“Love marriage”this word haunts almost everyone, especially Indian parents. When I was a kid and I used to attend marriages of friends and relatives. I always used to hear one of these words love or arranged. Fundamentally, one thing was clear to me in my childhood itself that love marriage meant that the kids weren’t obedient and were not at all well mannered while arranged meant that the parents had best kids one could ever have, obedient and well mannered all at the same time. Another thing which I remember from my childhood related to this is that if the marriage was that of love marriage, there used to be a buzz around the party that the bride and the groom have chosen each other and it’s not the parents who have made the match and also some aunties would always say that, “aaj kal ke bache bhi na” in between all the aww’s and haww’s. Not only this all the spices were added to these haww’s and aww’s like that of Indian food, Indian talks are also very spicy. As I grew up, I saw people falling in love and out of love. The best or the worst part about love is when you have to tell about it to your parents. In some households it as normal as it should be but in some it is as if the kid of the house announced that he or she is committing suicide, the situation is such that the parents are as if the kid has died, they will bite their lips and will tell god time and again that he didn’t do it right to them. One of the stories which I remember is one of my friends who was my age wanted to get married to the love of her life, it was true love because it could be felt from the way they saw each other. The boy’s family knew the girl well and were ready to have her as the daughter in law of the house. But, as they say marriage in India is not an affair between two people, it is an affair between two families.
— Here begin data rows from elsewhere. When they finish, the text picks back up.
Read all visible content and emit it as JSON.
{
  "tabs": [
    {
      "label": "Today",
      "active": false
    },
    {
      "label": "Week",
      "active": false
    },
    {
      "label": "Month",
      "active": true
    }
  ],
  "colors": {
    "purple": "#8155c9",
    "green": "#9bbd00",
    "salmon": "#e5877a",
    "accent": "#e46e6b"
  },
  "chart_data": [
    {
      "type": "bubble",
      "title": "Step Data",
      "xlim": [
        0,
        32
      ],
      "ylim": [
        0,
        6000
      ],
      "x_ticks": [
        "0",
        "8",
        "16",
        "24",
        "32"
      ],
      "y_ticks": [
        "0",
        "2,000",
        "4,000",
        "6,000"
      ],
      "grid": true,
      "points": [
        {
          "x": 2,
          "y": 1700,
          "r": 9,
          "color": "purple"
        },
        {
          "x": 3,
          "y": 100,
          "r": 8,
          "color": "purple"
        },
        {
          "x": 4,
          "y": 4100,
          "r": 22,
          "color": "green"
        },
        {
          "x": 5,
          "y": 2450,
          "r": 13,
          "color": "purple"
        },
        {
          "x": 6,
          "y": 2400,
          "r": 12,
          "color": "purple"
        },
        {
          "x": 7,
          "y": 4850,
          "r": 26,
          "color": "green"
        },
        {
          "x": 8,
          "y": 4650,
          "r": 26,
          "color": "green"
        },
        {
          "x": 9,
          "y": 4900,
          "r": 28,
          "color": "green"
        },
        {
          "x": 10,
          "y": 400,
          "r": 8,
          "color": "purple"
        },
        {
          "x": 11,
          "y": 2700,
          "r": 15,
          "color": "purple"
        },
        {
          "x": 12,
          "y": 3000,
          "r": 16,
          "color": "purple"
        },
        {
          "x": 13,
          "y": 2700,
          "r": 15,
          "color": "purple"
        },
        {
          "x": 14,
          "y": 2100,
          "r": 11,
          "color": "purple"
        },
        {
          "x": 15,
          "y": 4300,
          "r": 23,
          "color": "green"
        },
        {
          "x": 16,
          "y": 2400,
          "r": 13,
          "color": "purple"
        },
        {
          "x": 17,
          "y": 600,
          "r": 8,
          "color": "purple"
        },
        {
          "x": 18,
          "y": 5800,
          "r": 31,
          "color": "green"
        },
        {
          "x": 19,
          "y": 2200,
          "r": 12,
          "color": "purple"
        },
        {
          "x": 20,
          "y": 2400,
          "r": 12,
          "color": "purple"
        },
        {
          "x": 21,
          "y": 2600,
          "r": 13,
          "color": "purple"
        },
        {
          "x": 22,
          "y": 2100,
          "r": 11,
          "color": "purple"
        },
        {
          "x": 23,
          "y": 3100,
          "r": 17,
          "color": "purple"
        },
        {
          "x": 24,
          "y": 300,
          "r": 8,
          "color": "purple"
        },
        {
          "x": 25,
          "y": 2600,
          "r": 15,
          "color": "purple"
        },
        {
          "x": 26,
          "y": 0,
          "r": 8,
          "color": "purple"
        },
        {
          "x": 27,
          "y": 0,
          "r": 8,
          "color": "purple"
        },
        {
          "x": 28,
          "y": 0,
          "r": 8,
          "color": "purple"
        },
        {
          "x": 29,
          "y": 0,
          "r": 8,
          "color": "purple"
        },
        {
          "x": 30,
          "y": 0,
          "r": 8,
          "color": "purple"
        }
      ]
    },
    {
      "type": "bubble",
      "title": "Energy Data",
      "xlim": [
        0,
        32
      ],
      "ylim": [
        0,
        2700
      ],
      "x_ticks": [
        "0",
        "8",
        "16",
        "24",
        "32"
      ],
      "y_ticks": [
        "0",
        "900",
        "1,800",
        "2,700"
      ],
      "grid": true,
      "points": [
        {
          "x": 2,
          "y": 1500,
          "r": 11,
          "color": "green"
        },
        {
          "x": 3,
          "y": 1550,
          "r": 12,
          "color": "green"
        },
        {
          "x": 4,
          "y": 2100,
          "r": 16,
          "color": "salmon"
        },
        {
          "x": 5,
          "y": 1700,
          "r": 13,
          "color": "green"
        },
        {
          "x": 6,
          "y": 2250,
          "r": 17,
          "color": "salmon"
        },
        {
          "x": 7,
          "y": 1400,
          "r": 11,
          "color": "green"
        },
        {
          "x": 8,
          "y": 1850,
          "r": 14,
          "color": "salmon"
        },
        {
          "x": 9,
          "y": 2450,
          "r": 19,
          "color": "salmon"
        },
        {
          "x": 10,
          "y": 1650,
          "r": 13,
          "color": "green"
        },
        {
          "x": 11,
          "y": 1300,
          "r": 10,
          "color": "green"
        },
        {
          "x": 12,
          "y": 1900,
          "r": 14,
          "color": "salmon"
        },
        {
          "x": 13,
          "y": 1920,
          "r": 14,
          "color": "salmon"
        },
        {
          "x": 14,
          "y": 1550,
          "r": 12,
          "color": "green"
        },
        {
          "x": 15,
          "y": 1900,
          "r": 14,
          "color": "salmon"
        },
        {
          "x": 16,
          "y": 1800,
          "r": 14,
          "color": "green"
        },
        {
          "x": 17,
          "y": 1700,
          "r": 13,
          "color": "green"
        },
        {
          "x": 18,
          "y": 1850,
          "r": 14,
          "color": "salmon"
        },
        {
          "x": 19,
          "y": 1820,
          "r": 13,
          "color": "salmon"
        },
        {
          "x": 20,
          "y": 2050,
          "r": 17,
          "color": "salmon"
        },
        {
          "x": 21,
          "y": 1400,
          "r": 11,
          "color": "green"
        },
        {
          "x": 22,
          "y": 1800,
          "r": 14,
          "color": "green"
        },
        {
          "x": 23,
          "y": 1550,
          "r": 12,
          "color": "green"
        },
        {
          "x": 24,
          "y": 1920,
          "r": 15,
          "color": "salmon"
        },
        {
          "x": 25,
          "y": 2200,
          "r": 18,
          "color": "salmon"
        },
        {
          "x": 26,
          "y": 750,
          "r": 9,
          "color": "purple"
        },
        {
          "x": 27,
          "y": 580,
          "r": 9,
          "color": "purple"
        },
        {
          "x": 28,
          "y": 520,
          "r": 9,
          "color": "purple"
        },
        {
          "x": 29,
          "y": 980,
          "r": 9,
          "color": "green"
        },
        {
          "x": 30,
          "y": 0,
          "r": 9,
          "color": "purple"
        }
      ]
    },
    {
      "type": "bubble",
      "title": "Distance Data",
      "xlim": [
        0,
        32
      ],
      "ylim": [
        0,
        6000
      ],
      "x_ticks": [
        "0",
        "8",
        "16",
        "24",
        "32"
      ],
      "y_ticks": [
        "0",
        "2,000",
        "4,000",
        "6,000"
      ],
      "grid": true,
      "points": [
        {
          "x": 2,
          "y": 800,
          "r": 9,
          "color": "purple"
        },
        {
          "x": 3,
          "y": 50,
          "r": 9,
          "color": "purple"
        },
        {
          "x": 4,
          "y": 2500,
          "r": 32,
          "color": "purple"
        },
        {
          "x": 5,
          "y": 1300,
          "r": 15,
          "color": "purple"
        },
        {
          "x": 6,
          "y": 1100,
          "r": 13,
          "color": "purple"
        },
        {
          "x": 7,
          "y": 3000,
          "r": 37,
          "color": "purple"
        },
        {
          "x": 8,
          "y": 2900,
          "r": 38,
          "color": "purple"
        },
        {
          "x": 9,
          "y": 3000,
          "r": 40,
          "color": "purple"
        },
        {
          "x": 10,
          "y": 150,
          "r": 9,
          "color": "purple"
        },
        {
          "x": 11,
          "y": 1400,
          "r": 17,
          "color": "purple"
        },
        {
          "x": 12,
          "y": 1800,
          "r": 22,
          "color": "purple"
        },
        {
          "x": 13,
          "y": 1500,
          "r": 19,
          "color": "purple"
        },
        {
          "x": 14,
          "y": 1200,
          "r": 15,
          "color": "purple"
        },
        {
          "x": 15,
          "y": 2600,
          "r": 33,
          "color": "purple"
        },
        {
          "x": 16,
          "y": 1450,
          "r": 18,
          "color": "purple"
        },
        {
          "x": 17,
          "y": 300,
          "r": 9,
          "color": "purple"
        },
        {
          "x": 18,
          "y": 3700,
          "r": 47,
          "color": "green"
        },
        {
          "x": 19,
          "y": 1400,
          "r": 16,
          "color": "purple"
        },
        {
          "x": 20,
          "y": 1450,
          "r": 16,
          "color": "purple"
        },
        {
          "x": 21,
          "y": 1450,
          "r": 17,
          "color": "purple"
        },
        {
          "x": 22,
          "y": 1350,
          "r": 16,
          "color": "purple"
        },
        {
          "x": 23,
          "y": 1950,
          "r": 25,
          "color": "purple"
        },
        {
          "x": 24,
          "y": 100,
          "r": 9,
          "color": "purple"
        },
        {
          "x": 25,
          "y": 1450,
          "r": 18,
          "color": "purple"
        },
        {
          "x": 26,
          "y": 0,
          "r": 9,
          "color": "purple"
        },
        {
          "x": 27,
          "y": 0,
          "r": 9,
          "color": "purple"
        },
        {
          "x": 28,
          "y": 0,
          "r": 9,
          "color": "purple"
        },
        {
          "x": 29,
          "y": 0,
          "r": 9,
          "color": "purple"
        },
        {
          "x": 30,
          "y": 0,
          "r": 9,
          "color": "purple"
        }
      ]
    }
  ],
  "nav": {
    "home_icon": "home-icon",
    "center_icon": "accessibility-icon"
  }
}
One fine day, the girl decided to tell her parents about the boy and the parents disapproved the proposal without even meeting the boy. The grounds given for doing so were that the guy is not from the same caste, is not of the same status or class to which the girl’s family belongs to and the last but not the least, “log kya kahenge” that is how a love story was rejected. She tried to convince her parents, but all was in vain. Finally, she had to become the best Indian daughter and had to leave the love of her life. It was difficult for her, the guy with whom she had daydreamed of living whole of her life got married to somebody else. In the meantime, she also got married, but it was like it was simply her body getting married to someone because her soul had died that very day, the day she let go the love of her life. The guy she got married is rich, too rich to buy her anything when I say anything, I mean it. But, she is not happy because sadly no one can buy love. A few days ago, I met her parents and they didn’t directly accept that they did wrong with their girl, but yes, it could be felt from their expressions and the way they expressed their feelings. Somewhere, they wanted to shout at their girl and tell the young lady that Why didn’t you fight for your love? They were sad because they knew that they had crushed the happiness of their girl which their own hands for their own selfish purpose, for something called society. In the end, they accepted that it was their ego, which was getting hurt, it was their hard earned reputation which was getting affected.
In my view, marriage is the biggest gamble one plays in life. And, it is not that love marriages work for sure, but parents should surely give it a thought because even arrange marriages do not come with a tag that they will work for sure.